Gideon, meanwhile, is enjoying life, for the most part. He loves food. He loves the freedom to walk and walk and walk. He loves our dog and cat. He loves being able to touch things and smell things and figure things out.
He is still having a lot of panic about certain situations, such as walking into a building, walking out of a building, somebody new entering a room he is in, etc. He especially reacts with fear to buildings that feel like the institution . . . anywhere with long hallways and rows of doors send him into panic mode, and he clings to me desperately. My sweet boy is so scared that he is going to be sent back to his crib any time now. He is still unsure what is going to happen next.
When anybody makes a sudden move toward him, he flinches and covers his head with his hands. Sometimes I see him looking at me, eyes so worried and anxious, and then I smile at him and tell him I love him, tousle his hair or kiss him, and he breaks out into the biggest grin, and his eyes light up, and he is reassured once again.
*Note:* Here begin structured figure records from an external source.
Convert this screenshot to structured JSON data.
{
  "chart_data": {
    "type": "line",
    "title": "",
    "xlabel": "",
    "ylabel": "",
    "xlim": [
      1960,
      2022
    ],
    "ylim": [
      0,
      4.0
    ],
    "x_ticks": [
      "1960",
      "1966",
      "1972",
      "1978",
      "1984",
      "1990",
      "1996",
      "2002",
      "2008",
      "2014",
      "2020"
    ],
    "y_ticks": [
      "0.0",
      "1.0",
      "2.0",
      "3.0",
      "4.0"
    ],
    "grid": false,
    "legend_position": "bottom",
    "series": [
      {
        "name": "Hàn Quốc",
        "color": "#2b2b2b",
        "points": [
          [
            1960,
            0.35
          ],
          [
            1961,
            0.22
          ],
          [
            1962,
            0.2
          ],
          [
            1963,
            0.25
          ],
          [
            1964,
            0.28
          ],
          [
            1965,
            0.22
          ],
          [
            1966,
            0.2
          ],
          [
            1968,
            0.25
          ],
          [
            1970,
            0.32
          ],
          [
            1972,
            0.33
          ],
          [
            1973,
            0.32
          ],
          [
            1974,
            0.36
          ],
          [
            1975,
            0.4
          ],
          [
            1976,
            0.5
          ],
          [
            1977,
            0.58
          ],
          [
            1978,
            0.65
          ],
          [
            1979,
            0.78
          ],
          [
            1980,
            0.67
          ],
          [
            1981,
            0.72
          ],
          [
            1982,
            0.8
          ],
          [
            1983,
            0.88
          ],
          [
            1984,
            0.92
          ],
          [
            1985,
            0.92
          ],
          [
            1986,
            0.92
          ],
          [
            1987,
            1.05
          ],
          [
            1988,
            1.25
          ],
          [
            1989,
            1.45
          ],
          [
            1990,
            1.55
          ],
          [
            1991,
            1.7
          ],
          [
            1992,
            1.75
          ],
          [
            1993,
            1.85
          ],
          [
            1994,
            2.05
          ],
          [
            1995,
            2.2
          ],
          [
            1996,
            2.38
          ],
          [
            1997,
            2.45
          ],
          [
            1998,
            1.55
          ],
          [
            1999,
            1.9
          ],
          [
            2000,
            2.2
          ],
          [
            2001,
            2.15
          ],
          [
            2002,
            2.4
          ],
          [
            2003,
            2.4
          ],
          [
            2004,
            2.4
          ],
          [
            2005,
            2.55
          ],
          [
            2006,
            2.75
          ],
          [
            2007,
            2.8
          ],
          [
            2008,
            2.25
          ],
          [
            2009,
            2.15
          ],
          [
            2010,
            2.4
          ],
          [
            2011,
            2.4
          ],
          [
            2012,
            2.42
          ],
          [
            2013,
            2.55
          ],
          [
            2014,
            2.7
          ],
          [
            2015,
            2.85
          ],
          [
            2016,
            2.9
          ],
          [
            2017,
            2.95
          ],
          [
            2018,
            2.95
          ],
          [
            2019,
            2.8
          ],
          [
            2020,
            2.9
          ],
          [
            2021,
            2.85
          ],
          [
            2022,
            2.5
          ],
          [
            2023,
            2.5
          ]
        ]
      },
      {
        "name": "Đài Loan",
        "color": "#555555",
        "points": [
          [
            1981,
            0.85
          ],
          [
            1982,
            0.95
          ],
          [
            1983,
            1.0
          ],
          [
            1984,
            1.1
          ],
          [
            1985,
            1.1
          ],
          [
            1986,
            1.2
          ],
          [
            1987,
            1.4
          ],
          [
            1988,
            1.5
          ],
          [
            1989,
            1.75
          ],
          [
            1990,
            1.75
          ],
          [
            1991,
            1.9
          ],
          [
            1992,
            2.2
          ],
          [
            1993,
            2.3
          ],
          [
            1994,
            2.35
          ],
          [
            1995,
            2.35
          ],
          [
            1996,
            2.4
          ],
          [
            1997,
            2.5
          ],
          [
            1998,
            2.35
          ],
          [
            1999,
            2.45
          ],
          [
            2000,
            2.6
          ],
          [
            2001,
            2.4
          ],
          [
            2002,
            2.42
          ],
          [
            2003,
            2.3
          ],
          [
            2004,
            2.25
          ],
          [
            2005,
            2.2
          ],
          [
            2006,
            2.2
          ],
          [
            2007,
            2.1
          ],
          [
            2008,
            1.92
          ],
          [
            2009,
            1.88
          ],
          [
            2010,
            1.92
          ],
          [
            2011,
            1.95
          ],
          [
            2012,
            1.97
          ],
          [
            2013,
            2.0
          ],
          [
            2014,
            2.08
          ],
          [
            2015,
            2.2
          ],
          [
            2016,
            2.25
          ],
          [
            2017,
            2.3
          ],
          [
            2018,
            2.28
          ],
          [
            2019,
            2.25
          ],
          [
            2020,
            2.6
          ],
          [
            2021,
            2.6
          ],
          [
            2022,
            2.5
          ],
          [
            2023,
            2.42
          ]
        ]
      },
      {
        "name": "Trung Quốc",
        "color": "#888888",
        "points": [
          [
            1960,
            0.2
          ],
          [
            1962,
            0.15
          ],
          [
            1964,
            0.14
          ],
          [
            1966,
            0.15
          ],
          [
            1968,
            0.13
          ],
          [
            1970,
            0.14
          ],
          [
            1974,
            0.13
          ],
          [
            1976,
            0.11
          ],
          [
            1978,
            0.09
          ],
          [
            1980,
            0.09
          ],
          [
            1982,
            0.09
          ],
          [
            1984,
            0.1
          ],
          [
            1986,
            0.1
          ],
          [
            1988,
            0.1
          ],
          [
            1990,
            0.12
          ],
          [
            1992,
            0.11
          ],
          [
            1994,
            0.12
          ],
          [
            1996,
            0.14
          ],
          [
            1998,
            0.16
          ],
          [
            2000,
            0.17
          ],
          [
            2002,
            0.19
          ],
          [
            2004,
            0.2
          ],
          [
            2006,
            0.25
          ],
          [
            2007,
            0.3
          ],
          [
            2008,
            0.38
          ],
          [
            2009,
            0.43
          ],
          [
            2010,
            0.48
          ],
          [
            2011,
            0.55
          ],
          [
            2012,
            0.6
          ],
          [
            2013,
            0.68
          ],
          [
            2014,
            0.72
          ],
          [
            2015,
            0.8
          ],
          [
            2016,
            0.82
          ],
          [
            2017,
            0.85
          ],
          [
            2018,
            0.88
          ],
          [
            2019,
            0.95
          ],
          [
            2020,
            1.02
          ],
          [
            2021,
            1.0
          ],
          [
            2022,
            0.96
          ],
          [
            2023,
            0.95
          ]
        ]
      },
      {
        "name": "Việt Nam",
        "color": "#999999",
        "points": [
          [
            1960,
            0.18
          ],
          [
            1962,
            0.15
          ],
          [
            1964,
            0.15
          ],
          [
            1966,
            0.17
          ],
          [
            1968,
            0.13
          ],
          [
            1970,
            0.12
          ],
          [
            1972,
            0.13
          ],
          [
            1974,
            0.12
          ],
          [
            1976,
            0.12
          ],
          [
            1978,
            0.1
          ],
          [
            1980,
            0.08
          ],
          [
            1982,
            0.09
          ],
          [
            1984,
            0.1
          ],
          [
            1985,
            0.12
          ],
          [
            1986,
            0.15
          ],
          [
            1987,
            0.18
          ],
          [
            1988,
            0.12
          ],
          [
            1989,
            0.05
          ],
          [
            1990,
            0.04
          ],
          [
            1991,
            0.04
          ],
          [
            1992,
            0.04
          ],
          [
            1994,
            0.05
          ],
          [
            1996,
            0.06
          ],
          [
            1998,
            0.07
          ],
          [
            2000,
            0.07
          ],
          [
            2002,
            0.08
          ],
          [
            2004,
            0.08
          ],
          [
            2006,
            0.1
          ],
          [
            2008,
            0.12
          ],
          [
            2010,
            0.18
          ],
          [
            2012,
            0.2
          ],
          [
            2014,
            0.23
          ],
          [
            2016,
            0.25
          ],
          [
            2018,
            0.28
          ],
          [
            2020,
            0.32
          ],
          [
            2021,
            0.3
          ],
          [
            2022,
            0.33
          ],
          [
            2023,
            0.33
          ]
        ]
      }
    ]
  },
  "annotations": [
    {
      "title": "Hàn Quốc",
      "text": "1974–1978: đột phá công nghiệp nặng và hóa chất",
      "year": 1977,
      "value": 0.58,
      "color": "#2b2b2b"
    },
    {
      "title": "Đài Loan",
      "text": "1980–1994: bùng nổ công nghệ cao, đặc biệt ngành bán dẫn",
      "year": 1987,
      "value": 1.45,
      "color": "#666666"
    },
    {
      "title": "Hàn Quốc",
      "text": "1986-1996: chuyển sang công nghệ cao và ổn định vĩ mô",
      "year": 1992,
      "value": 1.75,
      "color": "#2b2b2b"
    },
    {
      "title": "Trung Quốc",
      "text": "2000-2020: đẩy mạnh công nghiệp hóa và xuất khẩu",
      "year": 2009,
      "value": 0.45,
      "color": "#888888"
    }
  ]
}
A friend of mine and her sweet daughter made Gideon this laminated velcro picture chart, to help him to understand transitions and what is going to happen next. We just started using it this morning, and I'm not sure he understands yet, but isn't it brilliant? I am sure that as we continue to use this, he will start to understand that the pictures represent events in his day. And since our life is so chaotic right now, with being at the hospital so much of the time, I love that things are able to be switched around to allow for our sadly inconsistent routine we currently have. Thanks, Aimee and Taylor! I love this!
So as though my being out of the country for weeks at a time and now being at the hospital and staying in a temporary apartment wasn't enough chaos in our lives, now our formerly-trusty Dodge Durango has broken down. I was on the freeway, an hour from the hospital and an hour from home, when it decided to go. There I was, stuck in the middle of a torrential downpour, with a carload of kids and a dayful of appointments to get to, sitting in the car on the side of the road.
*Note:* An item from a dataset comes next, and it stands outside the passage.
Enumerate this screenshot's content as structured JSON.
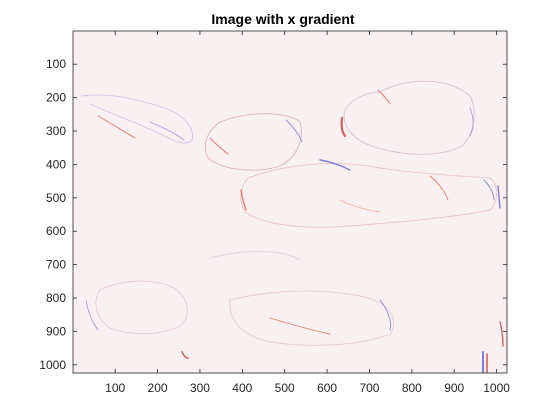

And it turns out it would cost more to fix it than to just buy something different. Since we really were not fitting very well into the Durango anymore anyway, this isn't an entirely bad thing, but the timing . . . oy. Now I don't even have a way to get back up to the hospital to visit Micah unless I borrow a vehicle and find a babysitter for half the kids. And when exactly are we supposed to find time to go car-shopping? All I want to do is sit in Micah's hospital room, surrounded by my beautiful children. I really don't want to buy a car right now! We can't afford to buy a car right now. I liked our Durango. I liked our heated leather seats. I liked not having a car payment. sigh. So now we are looking for something (used, of course) big enough for eight passengers and a wheelchair, a stroller, and hopefully a few bags of groceries, as well. And our price range is pretty low. We'll see how this goes. This was really just the last thing we needed right now. When it rains, it pours.
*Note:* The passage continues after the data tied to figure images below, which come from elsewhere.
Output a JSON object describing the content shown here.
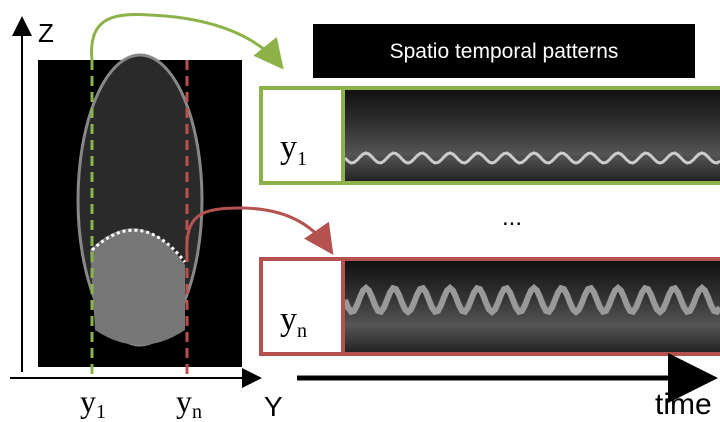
{
  "axes": {
    "z": "Z",
    "y": "Y",
    "time": "time"
  },
  "markers": [
    {
      "base": "y",
      "sub": "1"
    },
    {
      "base": "y",
      "sub": "n"
    }
  ],
  "panel": {
    "title": "Spatio temporal patterns",
    "ellipsis": "...",
    "rows": [
      {
        "base": "y",
        "sub": "1"
      },
      {
        "base": "y",
        "sub": "n"
      }
    ]
  }
}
And speaking of rain, it has been raining NON-STOP since our plane landed on Friday. (Well, except one day of snow, but that is even worse.) And the weather forecast? One hundred percent chance of rain through the weekend. Like it's not tough enough on the kids to be cooped up in a hospital room, we can't even take them outside to burn off some energy without them getting completely soaked to the bone. And Gideon HATES getting wet. Massive screaming fits if drops of rain touch his hair. Yikes. But that's western Washington for you. I am so ready for some sunshine! So ready to have a car that works, ready to have my son out of the hospital, ready to get some semblance of routine back into our lives.
I feel so blessed to have these wonderful little boys, though! That makes all of this other stuff pale in comparison. We are together, and that is what is important!